La contribution de D. Elson (1988) représente une importante avancée dans ce débat, et pose des jalons pour dépasser l’opposition manichéenne entre marché et plan. Pour donner un aperçu de son originalité, et étant donnée la densité de la contribution, il est nécessaire de s’y étendre quelque peu. Selon Elson, certaines des critiques traditionnelles du marché par les marxistes sont largement inopérantes. Rien ne sert de critiquer l’impersonnalité du marché (car c’est aussi une « protection de la liberté individuelle et un rempart contre la tyrannie personnalisée », Elson, 1988, p.12), ni le fait que le marché ne prend en compte que la demande solvable (il suffit alors de « changer la distribution du pouvoir d’achat grâce à la fiscalité et aux prestations sociales », op.cit., id.). Ce qui pose problème est le « fétichisme de la marchandise », personnifié dans le débat public par les toutes-puissantes « forces du marché » qui orientent inexorablement le sens du développement social. Le problème vient de ce que « les marchés ne se contentent pas de décentraliser la prise de décision, ils l’atomisent » (op.cit., p.13). La critique de la coordination marchande que propose Elson est très proche de celle de Stiglitz : « les interdépendances entre acteurs économiques résultent du caractère de déséquilibre séquentiel que revêt n’importe quel processus de marché en temps réel (même un marché de futurs) sur lequel les individus doivent prendre des décisions, dans l’isolement, à un instant qui précède la jouissance du fruit de ces choix. Entre la prise de décision et la jouissance de ses fruits, de nombreux changements peuvent se produire à cause des décisions d’autres agents, qui affectent le gain attendu » (op.cit., p.14). La soi-disant loi de l’offre et de la demande n’a aucun caractère de généralité : « en fait sur la majorité des marchés existent de bonnes raisons pour que les prix ne se déplacent pas vers les positions qui équilibrent le marché. Quand les agents sur un marché particulier sont en permanence acheteurs ou vendeurs, plutôt que d’occuper alternativement chaque rôle ; quand les acheteurs et les vendeurs valorisent la poursuite de leurs relations mutuelles ; est quand la recherche sur le marché est coûteuse, alors il peut-être très rationnel pour une entreprise de ne pas réduire les prix quand la demande baisse, et même de les augmenter » (p.16).
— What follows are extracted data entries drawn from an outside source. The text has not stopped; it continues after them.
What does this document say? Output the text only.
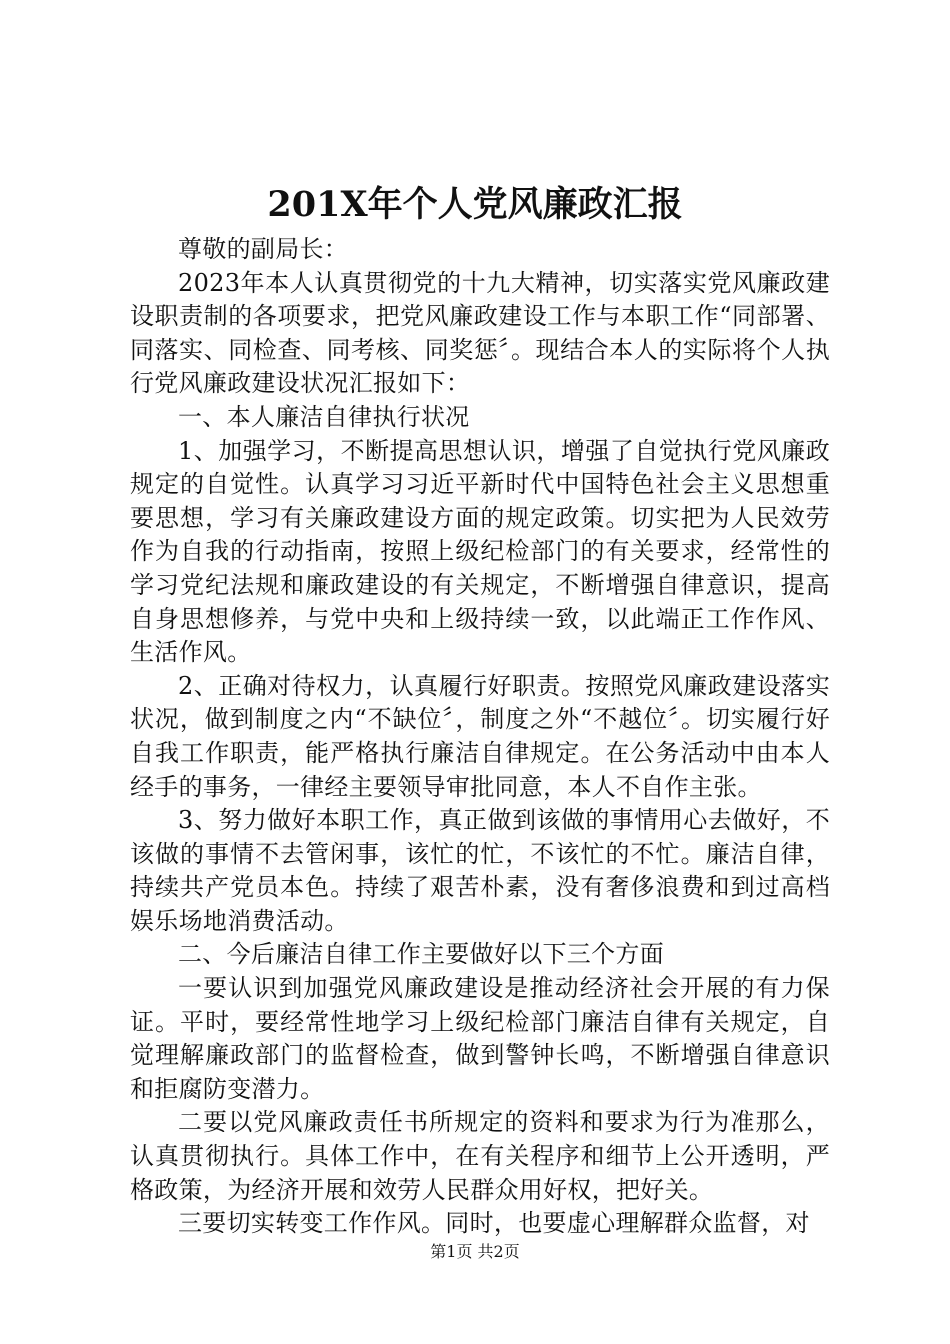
201X年个人党风廉政汇报

尊敬的副局长：

2023年本人认真贯彻党的十九大精神，切实落实党风廉政建设职责制的各项要求，把党风廉政建设工作与本职工作“同部署、同落实、同检查、同考核、同奖惩〞。现结合本人的实际将个人执行党风廉政建设状况汇报如下：

一、本人廉洁自律执行状况

1、加强学习，不断提高思想认识，增强了自觉执行党风廉政规定的自觉性。认真学习习近平新时代中国特色社会主义思想重要思想，学习有关廉政建设方面的规定政策。切实把为人民效劳作为自我的行动指南，按照上级纪检部门的有关要求，经常性的学习党纪法规和廉政建设的有关规定，不断增强自律意识，提高自身思想修养，与党中央和上级持续一致，以此端正工作作风、生活作风。

2、正确对待权力，认真履行好职责。按照党风廉政建设落实状况，做到制度之内“不缺位〞，制度之外“不越位〞。切实履行好自我工作职责，能严格执行廉洁自律规定。在公务活动中由本人经手的事务，一律经主要领导审批同意，本人不自作主张。

3、努力做好本职工作，真正做到该做的事情用心去做好，不该做的事情不去管闲事，该忙的忙，不该忙的不忙。廉洁自律，持续共产党员本色。持续了艰苦朴素，没有奢侈浪费和到过高档娱乐场地消费活动。

二、今后廉洁自律工作主要做好以下三个方面

一要认识到加强党风廉政建设是推动经济社会开展的有力保证。平时，要经常性地学习上级纪检部门廉洁自律有关规定，自觉理解廉政部门的监督检查，做到警钟长鸣，不断增强自律意识和拒腐防变潜力。

二要以党风廉政责任书所规定的资料和要求为行为准那么，认真贯彻执行。具体工作中，在有关程序和细节上公开透明，严格政策，为经济开展和效劳人民群众用好权，把好关。

三要切实转变工作作风。同时，也要虚心理解群众监督，对

第1页 共2页
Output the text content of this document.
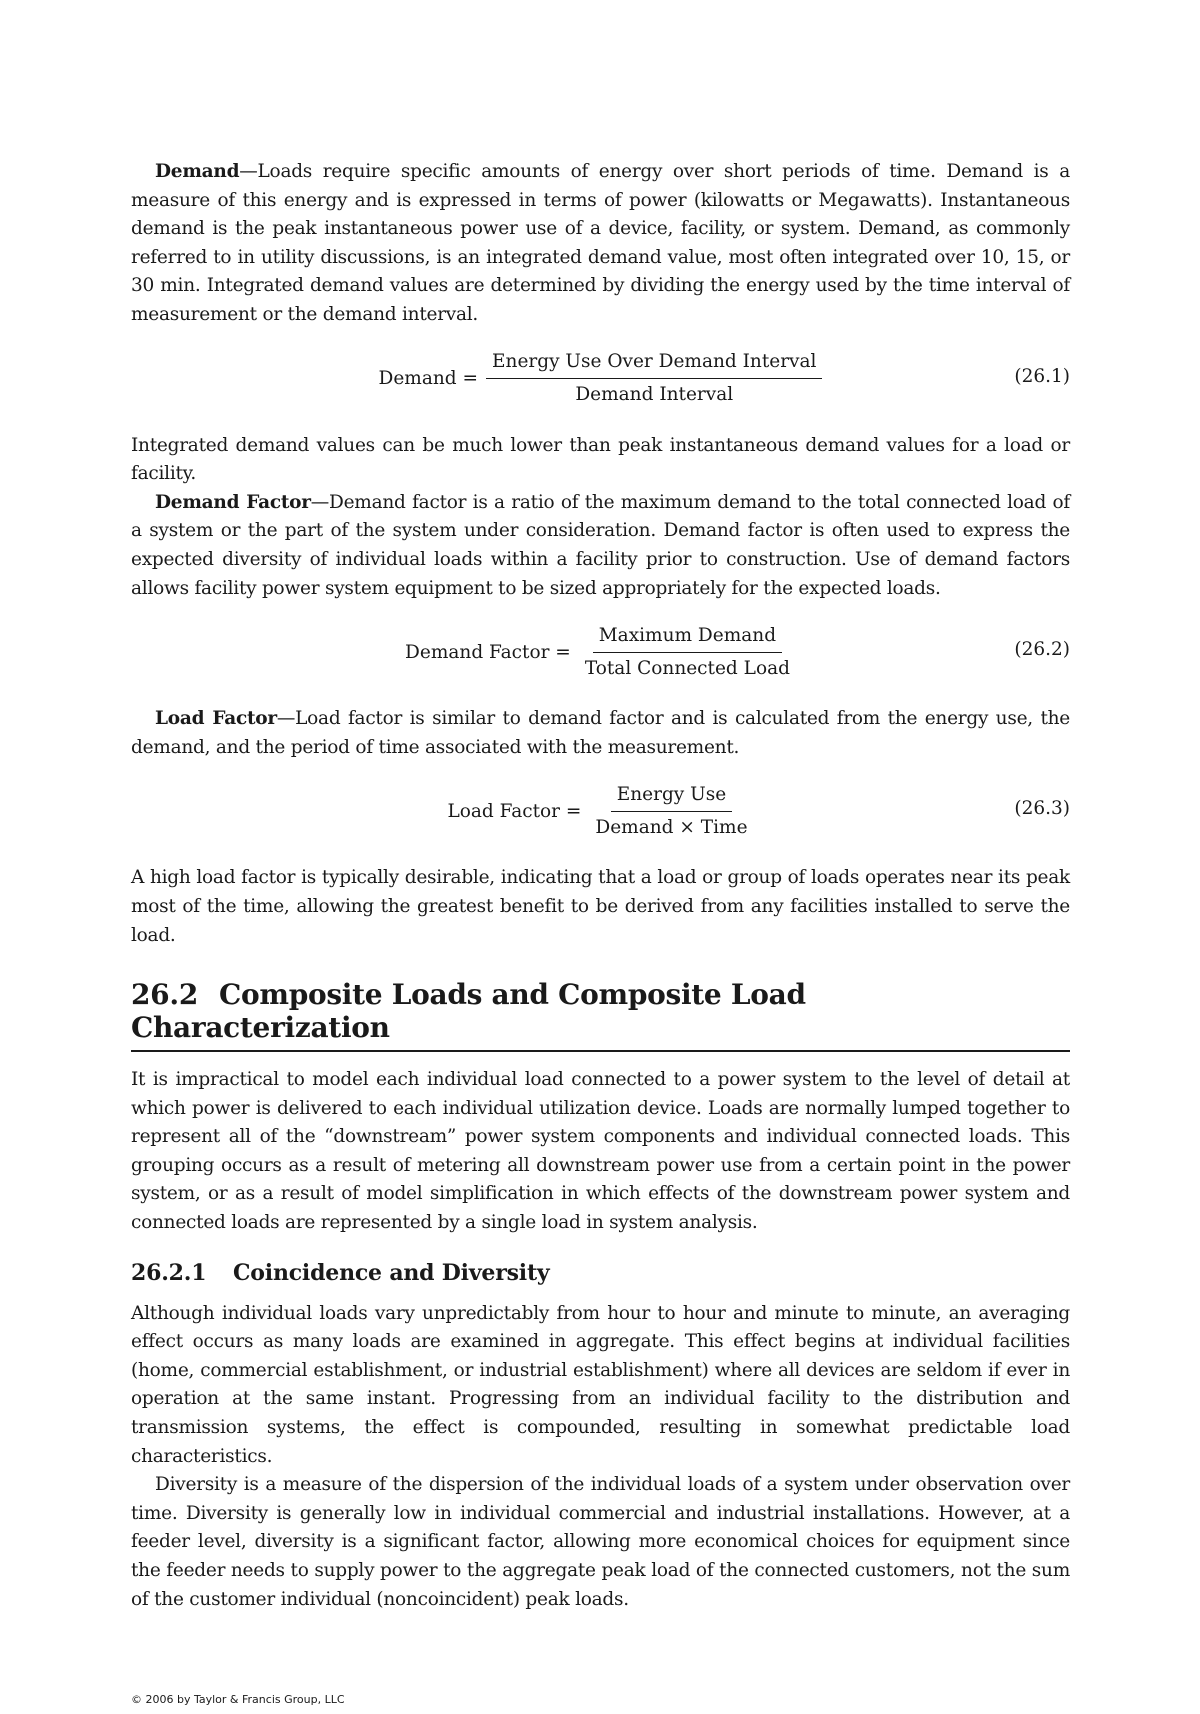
Demand—Loads require specific amounts of energy over short periods of time. Demand is a measure of this energy and is expressed in terms of power (kilowatts or Megawatts). Instantaneous demand is the peak instantaneous power use of a device, facility, or system. Demand, as commonly referred to in utility discussions, is an integrated demand value, most often integrated over 10, 15, or 30 min. Integrated demand values are determined by dividing the energy used by the time interval of measurement or the demand interval.

Demand = $\frac{\text{Energy Use Over Demand Interval}}{\text{Demand Interval}}$	(26.1)

Integrated demand values can be much lower than peak instantaneous demand values for a load or facility.

Demand Factor—Demand factor is a ratio of the maximum demand to the total connected load of a system or the part of the system under consideration. Demand factor is often used to express the expected diversity of individual loads within a facility prior to construction. Use of demand factors allows facility power system equipment to be sized appropriately for the expected loads.

Demand Factor = $\frac{\text{Maximum Demand}}{\text{Total Connected Load}}$	(26.2)

Load Factor—Load factor is similar to demand factor and is calculated from the energy use, the demand, and the period of time associated with the measurement.

Load Factor = $\frac{\text{Energy Use}}{\text{Demand × Time}}$	(26.3)

A high load factor is typically desirable, indicating that a load or group of loads operates near its peak most of the time, allowing the greatest benefit to be derived from any facilities installed to serve the load.

26.2 Composite Loads and Composite Load Characterization

It is impractical to model each individual load connected to a power system to the level of detail at which power is delivered to each individual utilization device. Loads are normally lumped together to represent all of the “downstream” power system components and individual connected loads. This grouping occurs as a result of metering all downstream power use from a certain point in the power system, or as a result of model simplification in which effects of the downstream power system and connected loads are represented by a single load in system analysis.

26.2.1 Coincidence and Diversity

Although individual loads vary unpredictably from hour to hour and minute to minute, an averaging effect occurs as many loads are examined in aggregate. This effect begins at individual facilities (home, commercial establishment, or industrial establishment) where all devices are seldom if ever in operation at the same instant. Progressing from an individual facility to the distribution and transmission systems, the effect is compounded, resulting in somewhat predictable load characteristics.

Diversity is a measure of the dispersion of the individual loads of a system under observation over time. Diversity is generally low in individual commercial and industrial installations. However, at a feeder level, diversity is a significant factor, allowing more economical choices for equipment since the feeder needs to supply power to the aggregate peak load of the connected customers, not the sum of the customer individual (noncoincident) peak loads.

© 2006 by Taylor & Francis Group, LLC
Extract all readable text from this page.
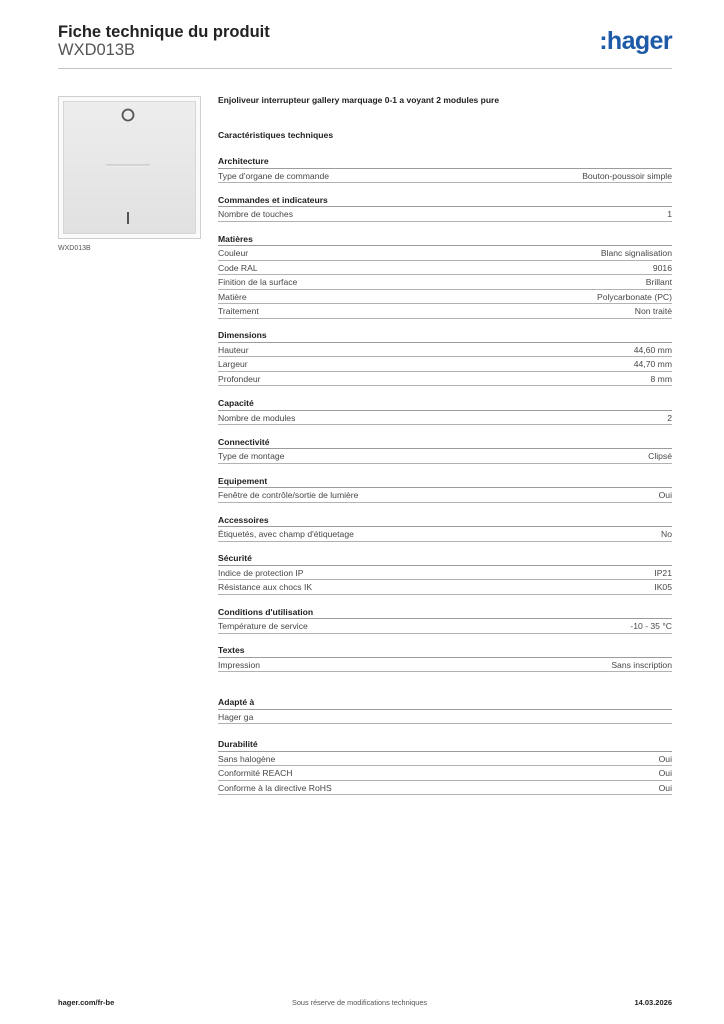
Fiche technique du produit
WXD013B	:hager
WXD013B
Enjoliveur interrupteur gallery marquage 0-1 a voyant 2 modules pure
Caractéristiques techniques
Architecture
Type d'organe de commande	Bouton-poussoir simple
Commandes et indicateurs
Nombre de touches	1
Matières
Couleur	Blanc signalisation
Code RAL	9016
Finition de la surface	Brillant
Matière	Polycarbonate (PC)
Traitement	Non traité
Dimensions
Hauteur	44,60 mm
Largeur	44,70 mm
Profondeur	8 mm
Capacité
Nombre de modules	2
Connectivité
Type de montage	Clipsé
Equipement
Fenêtre de contrôle/sortie de lumière	Oui
Accessoires
Étiquetés, avec champ d'étiquetage	No
Sécurité
Indice de protection IP	IP21
Résistance aux chocs IK	IK05
Conditions d'utilisation
Température de service	-10 - 35 °C
Textes
Impression	Sans inscription
Adapté à
Hager ga
Durabilité
Sans halogène	Oui
Conformité REACH	Oui
Conforme à la directive RoHS	Oui
hager.com/fr-be	Sous réserve de modifications techniques	14.03.2026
L’article se pose comme une contribution au débat entre Nove et Mandel (cf. supra). Pour Elson, Nove a tort de confier la régulation de son économie socialiste au jeu du « marché » (supposément concurrentiel). Mais même si la « coopération informelle objective » est en effet un phénomène important [24], Mandel se trompe quand il néglige l’importance des marchés dans la coordination économique : « avec des prix relatifs et une distribution des revenus différents, le profil de consommation pourrait changer considérablement » (op.cit., p.26) En fait l’économie mandélienne est une « économie de la répétition » (op.cit., p.25), sans innovation ni changements profonds des techniques ou de goûts des consommateurs. Or les prix relatifs se déforment inévitablement sous l’effet des gains de productivité différenciés (« il y a trente ans le prix relatif des téléviseurs était élevé et c’étaient des biens de luxe »).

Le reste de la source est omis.